The room they all met in was still called Gabe’s office, even though he now had one a few streets away. The earl sat behind his desk. Michael Deville, the one above Zach in the pecking order, was standing before the fireplace, staring down into the flames.
He was the gentle Deville, and most like Forrest in nature. He had fallen in love with a Scottish noblewoman, and they would be married after Nathan and Beth.
“Hello, Harriet.” Forrest acknowledged the ginger cat, who was lying beside Michael’s left boot. He’d found her in the street, and she’d followed him home, and here she’d stayed, much to Ella’s delight.
“What’s going on then?” Zach said. He was stroking Walter with his boot. The dog was making a rumbling noise.
“We’ve been summoned, but the directive included Forrest,” Michael said, straightening from his contemplation of the fire. “And as it’s daylight out, it must be important.”
“I have yet to fully decide if I wish to be part of this business,” Forrest said.
“Clearly they’ve made the decision for you,” Zach drawled. “You’ll have so much fun. There are the cloaks, then there’s the fact Gabe wears a ring and we don’t.”

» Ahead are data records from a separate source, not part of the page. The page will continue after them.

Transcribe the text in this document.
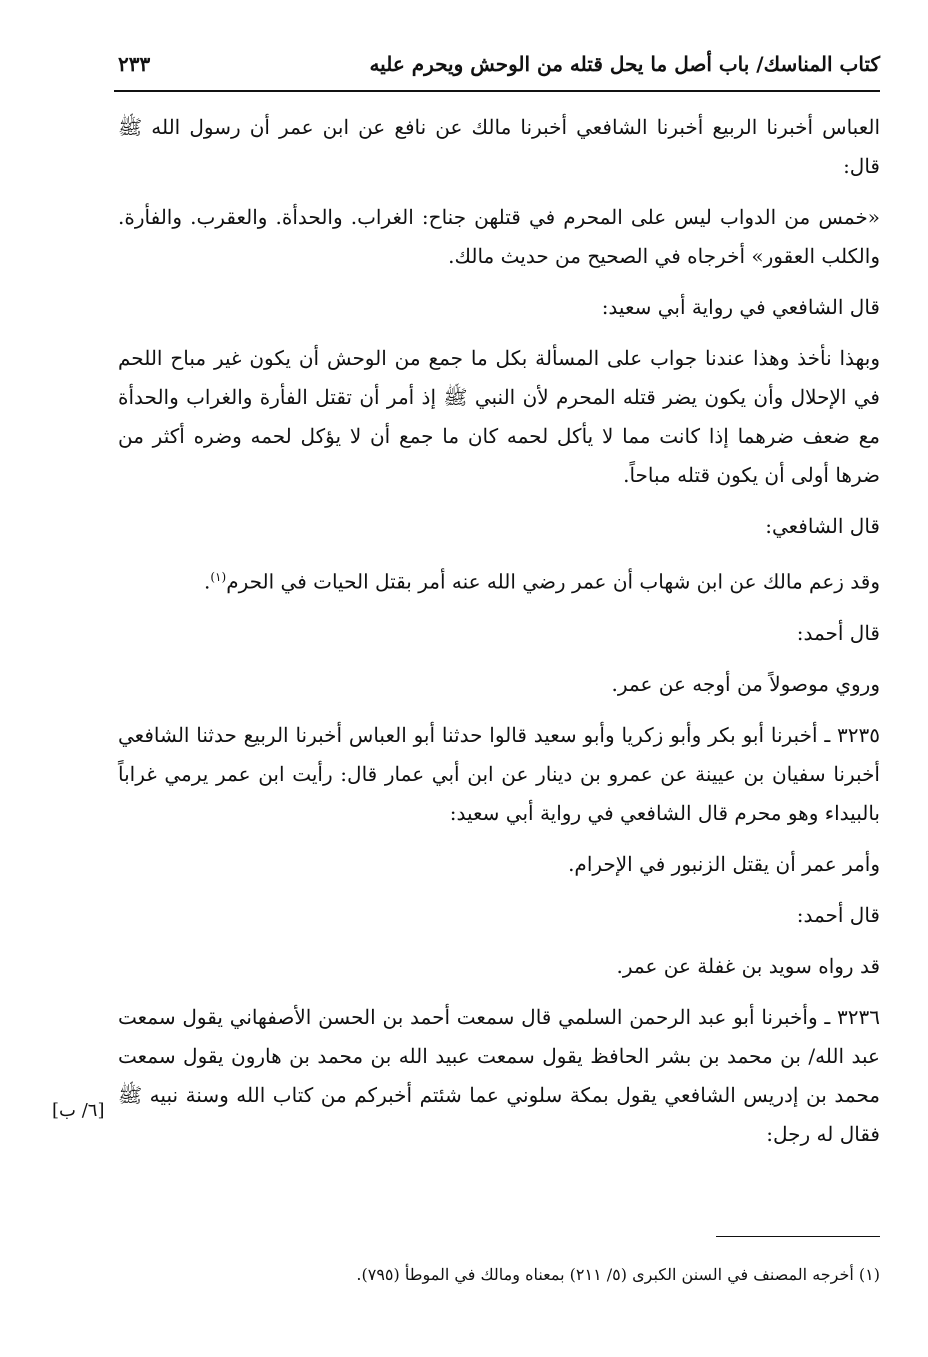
كتاب المناسك/ باب أصل ما يحل قتله من الوحش ويحرم عليه
٢٣٣

العباس أخبرنا الربيع أخبرنا الشافعي أخبرنا مالك عن نافع عن ابن عمر أن رسول الله ﷺ قال:

«خمس من الدواب ليس على المحرم في قتلهن جناح: الغراب. والحدأة. والعقرب. والفأرة. والكلب العقور» أخرجاه في الصحيح من حديث مالك.

قال الشافعي في رواية أبي سعيد:

وبهذا نأخذ وهذا عندنا جواب على المسألة بكل ما جمع من الوحش أن يكون غير مباح اللحم في الإحلال وأن يكون يضر قتله المحرم لأن النبي ﷺ إذ أمر أن تقتل الفأرة والغراب والحدأة مع ضعف ضرهما إذا كانت مما لا يأكل لحمه كان ما جمع أن لا يؤكل لحمه وضره أكثر من ضرها أولى أن يكون قتله مباحاً.

قال الشافعي:

وقد زعم مالك عن ابن شهاب أن عمر رضي الله عنه أمر بقتل الحيات في الحرم$^{(١)}$.

قال أحمد:

وروي موصولاً من أوجه عن عمر.

٣٢٣٥ ـ أخبرنا أبو بكر وأبو زكريا وأبو سعيد قالوا حدثنا أبو العباس أخبرنا الربيع حدثنا الشافعي أخبرنا سفيان بن عيينة عن عمرو بن دينار عن ابن أبي عمار قال: رأيت ابن عمر يرمي غراباً بالبيداء وهو محرم قال الشافعي في رواية أبي سعيد:

وأمر عمر أن يقتل الزنبور في الإحرام.

قال أحمد:

قد رواه سويد بن غفلة عن عمر.

٣٢٣٦ ـ وأخبرنا أبو عبد الرحمن السلمي قال سمعت أحمد بن الحسن الأصفهاني يقول سمعت عبد الله/ بن محمد بن بشر الحافظ يقول سمعت عبيد الله بن محمد بن هارون يقول سمعت محمد بن إدريس الشافعي يقول بمكة سلوني عما شئتم أخبركم من كتاب الله وسنة نبيه ﷺ فقال له رجل:

[٦/ ب]
(١) أخرجه المصنف في السنن الكبرى (٥/ ٢١١) بمعناه ومالك في الموطأ (٧٩٥).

“Yes, thank you, Zach, that will do,” Gabe said. “The decision of course is yours, but you need to make it now, as your name was on the missive I received.”
A knock had them looking to the doorway. Fairfax stood there.
“Yes, what is it, Fairfax?” Gabe asked the butler.
“Are you needing refreshments, my lord?”
“Of course,” Zach said.
“No thank you,” Gabe said. “We are due to leave the house shortly, Fairfax.”
The butler bowed. Zach sighed.
“We’ve been circling around this for some time, Forrest,” Michael said. “Is there danger? Yes, but we always have each other’s backs, and you know that Ella is now cared for by many.”
He nodded. Forrest was a cautious man. He worried for his child should something happen to him.
“Each of us would protect your child with our lives,” Nathan said solemnly.
He looked at the men before him. Brothers now in every way. He owed them this. They wanted him to be part of it, and he would do it for them.
“Very well, I will do it, but my daughter will always come first.”
“Agreed,” Gabe said.
“And you will tell me everything on the journey. If I decide I do not wish to be part of it, I will return here.”
“Agreed,” Nathan said.
He went upstairs and said goodbye to his daughter and nodded to the disturbing Miss Knight, who nodded back but did not smile. The problem was, he couldn’t put his finger on why she was disturbing. Women did not disturb Forrest. He’d made that decision quite some time ago. He’d married a woman he’d respected but had not great passion for because he’d not believed himself capable of passion. Of course, that had ended horrifically, but it did not change the fact Forrest was not a man of passions.
Or he hadn’t been. But last night’s dream about Miss Knight had certainly ended with his body hard with the need to feel her naked flesh pressed to his. In fact, she’d been featuring quite regularly in his dreams of late.
And that must stop.
Soon they were in the Raine carriage heading to a location that he had never been. The day was cool and wet, the skies gray and dismal. London at its finest.
“I wish it would either rain or not; this incessant drizzle is wearing me down,” Zach muttered.
“Agreed. But as incessant drivel is something you excel at, and we must suffer through, you will have to also,” Nathan said, needling his youngest brother.
They constantly did that. Annoyed, argued. Often, they went to that room below stairs that had been set up for their training and fought each other. It was physical, with no one giving quarter. Forrest had been included in that. They’d spent the last few years teaching him to defend himself. He’d been bruised, bloodied, and yet they had not let up.
He could now defend himself should it be required. He could also shoot a pistol with deadly accuracy and fence. His cousins had educated him in areas he’d not thought he’d ever need. Perhaps that was about to change?